Flambée des prix: ce qu’il faut retenir des éclaircissements de Nadia Fettah à la Chambre des représentants

Nadia Fettah Alaoui, ministre de l’Économie et des Finances. (Y.Mannan/Le360)

Interpellée ce lundi au Parlement lors de la séance des questions orales, la ministre de l’Économie et des Finances, Nadia Fettah Alaoui, a défendu la politique du gouvernement face à la hausse des prix. Attribuant l’inflation aux chocs climatiques et à l’envolée des carburants, elle a rappelé la mobilisation de 110 milliards de dirhams pour soutenir le pouvoir d’achat.
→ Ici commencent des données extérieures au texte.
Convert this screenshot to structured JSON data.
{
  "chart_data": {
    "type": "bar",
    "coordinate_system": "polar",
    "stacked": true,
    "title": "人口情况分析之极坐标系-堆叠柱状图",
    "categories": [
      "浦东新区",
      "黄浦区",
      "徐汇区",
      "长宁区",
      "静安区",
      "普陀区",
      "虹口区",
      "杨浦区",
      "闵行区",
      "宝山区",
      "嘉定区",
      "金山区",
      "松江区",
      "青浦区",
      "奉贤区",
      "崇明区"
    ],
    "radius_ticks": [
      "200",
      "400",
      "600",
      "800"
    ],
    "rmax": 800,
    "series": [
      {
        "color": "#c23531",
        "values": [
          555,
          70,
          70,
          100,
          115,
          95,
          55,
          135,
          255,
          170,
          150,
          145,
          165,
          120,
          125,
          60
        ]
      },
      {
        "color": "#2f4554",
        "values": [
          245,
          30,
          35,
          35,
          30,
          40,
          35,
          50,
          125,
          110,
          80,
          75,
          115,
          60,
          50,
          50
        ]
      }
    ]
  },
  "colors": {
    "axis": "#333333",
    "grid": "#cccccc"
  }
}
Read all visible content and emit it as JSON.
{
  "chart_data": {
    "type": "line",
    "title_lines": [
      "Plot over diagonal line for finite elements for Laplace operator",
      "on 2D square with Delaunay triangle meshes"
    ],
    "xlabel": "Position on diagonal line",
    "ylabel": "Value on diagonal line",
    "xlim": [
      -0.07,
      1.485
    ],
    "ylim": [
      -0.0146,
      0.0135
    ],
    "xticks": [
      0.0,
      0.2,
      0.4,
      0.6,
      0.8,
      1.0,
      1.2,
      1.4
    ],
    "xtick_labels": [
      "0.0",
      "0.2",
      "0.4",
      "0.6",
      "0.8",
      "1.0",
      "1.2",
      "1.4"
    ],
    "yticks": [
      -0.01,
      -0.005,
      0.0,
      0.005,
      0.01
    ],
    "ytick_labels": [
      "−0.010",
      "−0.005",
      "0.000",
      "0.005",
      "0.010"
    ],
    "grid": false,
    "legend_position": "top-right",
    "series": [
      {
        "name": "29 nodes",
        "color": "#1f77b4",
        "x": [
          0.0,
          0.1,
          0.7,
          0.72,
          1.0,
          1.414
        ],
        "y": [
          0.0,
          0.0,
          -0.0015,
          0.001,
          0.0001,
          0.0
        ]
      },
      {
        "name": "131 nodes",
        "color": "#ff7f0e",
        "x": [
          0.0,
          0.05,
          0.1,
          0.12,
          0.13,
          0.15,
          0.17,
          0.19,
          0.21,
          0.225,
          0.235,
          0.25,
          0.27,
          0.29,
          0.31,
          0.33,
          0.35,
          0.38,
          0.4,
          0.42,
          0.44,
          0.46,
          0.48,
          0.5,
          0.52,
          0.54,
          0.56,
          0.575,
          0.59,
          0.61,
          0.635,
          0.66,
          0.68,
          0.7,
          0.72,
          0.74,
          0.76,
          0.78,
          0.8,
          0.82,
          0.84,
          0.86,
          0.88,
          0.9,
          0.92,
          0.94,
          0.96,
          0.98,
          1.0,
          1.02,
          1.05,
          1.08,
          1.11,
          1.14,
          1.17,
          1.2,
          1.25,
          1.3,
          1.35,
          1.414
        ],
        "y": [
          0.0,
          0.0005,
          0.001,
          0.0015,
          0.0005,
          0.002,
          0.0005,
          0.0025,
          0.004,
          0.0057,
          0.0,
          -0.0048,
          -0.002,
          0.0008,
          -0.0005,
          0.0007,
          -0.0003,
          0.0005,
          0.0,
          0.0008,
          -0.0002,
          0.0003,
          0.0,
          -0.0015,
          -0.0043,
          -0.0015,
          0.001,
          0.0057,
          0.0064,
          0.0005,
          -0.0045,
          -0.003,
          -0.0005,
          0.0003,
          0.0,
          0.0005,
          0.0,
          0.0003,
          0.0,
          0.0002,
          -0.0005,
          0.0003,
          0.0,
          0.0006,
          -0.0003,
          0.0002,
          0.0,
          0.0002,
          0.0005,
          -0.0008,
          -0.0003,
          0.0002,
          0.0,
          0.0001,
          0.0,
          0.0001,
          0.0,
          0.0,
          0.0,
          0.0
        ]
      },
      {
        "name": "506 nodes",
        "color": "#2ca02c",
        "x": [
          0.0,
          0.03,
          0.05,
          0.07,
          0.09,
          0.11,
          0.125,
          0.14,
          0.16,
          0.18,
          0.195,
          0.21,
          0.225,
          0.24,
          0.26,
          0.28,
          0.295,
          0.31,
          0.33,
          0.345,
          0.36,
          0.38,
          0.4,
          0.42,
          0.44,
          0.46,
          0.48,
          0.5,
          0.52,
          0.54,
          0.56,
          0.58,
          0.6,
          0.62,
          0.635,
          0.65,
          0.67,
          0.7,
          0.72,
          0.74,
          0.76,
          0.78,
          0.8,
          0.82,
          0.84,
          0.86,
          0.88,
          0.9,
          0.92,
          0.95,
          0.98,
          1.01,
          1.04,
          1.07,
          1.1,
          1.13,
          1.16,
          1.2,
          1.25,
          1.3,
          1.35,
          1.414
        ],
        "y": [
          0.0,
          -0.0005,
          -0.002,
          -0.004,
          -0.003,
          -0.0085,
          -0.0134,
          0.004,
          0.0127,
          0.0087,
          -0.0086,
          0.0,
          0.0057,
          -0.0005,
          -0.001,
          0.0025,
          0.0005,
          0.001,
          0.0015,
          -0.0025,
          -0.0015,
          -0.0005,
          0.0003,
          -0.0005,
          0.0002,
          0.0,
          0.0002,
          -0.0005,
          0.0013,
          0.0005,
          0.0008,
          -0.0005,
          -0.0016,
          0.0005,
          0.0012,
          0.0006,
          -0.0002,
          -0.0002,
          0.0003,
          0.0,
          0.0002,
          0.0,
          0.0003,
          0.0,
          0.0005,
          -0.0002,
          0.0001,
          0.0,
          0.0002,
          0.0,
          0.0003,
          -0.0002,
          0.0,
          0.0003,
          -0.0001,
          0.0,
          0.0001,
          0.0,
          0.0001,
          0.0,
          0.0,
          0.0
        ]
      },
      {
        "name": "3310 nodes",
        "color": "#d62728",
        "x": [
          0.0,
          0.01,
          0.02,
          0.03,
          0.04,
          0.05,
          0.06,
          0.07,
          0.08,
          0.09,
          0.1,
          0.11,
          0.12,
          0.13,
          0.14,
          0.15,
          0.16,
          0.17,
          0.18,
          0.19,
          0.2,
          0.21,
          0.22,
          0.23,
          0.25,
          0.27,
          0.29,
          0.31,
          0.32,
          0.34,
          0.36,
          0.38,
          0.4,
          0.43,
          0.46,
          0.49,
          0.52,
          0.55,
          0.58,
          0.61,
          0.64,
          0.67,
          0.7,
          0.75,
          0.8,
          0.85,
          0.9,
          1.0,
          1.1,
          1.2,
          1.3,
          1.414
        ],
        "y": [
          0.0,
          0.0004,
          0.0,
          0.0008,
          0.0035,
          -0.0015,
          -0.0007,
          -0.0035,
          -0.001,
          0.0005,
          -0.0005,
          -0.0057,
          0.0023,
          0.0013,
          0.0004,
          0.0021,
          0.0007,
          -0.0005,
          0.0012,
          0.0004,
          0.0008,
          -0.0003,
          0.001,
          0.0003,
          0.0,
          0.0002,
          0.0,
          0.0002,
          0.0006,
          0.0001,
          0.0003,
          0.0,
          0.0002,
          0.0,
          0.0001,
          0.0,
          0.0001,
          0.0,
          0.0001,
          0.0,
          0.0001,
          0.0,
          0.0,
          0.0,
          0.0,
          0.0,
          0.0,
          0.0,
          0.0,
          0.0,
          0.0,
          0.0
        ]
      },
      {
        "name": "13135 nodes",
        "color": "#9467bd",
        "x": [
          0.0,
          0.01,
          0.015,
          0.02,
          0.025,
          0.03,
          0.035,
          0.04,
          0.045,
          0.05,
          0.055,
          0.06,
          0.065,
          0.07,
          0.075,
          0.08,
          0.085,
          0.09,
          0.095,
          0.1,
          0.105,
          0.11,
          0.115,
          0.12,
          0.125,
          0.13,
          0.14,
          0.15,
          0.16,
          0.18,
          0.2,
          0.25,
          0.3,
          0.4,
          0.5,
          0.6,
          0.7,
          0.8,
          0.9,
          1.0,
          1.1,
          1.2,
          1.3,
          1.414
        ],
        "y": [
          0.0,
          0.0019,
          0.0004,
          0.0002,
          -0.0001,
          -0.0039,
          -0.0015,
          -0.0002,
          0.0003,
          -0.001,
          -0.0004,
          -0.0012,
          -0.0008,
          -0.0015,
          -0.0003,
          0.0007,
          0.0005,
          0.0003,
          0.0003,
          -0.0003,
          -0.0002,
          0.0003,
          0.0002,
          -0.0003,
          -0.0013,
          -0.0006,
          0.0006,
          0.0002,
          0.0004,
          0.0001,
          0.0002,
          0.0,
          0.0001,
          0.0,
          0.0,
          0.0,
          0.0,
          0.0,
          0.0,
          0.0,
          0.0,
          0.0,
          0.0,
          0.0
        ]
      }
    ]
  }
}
Les détails.

Le 28/04/2026 à 09h49

Lors de son intervention au Parlement, ce lundi 27 avril, Nadia Fettah a d’emblée souligné que le Maroc subit une vague exceptionnelle de hausse des prix, provoquée par un enchaînement de facteurs majeurs: des années de sécheresse persistante, des inondations dévastatrices ayant touché plus de 110.000 hectares de terres agricoles, ainsi que l’envolée du prix des carburants. C’est cet engrenage qui explique mécaniquement, d’après la ministre, la hausse des prix sur les étals.

Un budget de 110 milliards de dirhams pour amortir le choc

Pour faire face à cette crise, la ministre a rappelé que l’État a mobilisé une enveloppe massive de plus de 110 milliards de dirhams destinée au soutien des produits de base. Ce dispositif global comprend également une réforme fiscale pensée pour alléger la pression du coût de la vie, un renforcement des mécanismes de contrôle des marchés, ainsi qu’un soutien spécifique de 10 milliards de dirhams aux agriculteurs.

Cependant, Nadia Fettah a précisé qu’il fallait également regarder la situation sous l’angle du pouvoir d’achat. Tout en reconnaissant que les prix cités par les intervenants — la tomate à 15 dirhams, l’oignon à 10 dirhams, la viande à 140 dirhams et les lentilles à 18 dirhams — constituent une «vérité économique» indéniable, elle a affirmé: «On n’a jamais dit que ce qu’a fait le gouvernement est suffisant». Elle a martelé que l’exécutif assume sa responsabilité en refusant les solutions de facilité: «Nous ne prendrons pas de décisions faciles, car nous ne voulons pas rayer l’avenir des enfants des Marocains».

Des réformes structurelles

Par ailleurs, Nadia Fettah a mis en avant les leviers activés pour renforcer directement le budget des ménages, citant notamment la revalorisation du SMIC et le déploiement des allocations sociales. Selon la ministre, ces réformes d’envergure exigent un financement durable, particulièrement pour sécuriser des secteurs vitaux comme celui de l’eau, dont les besoins en investissements sont jugés colossaux.

En présentant ces hausses de revenus et ces projets structurants comme des remparts indispensables à la protection des citoyens, la responsable gouvernementale a réitéré la volonté de l’exécutif de ne pas se réfugier derrière les seuls indicateurs chiffrés, affirmant assumer pleinement la responsabilité de ses choix économiques face à la conjoncture.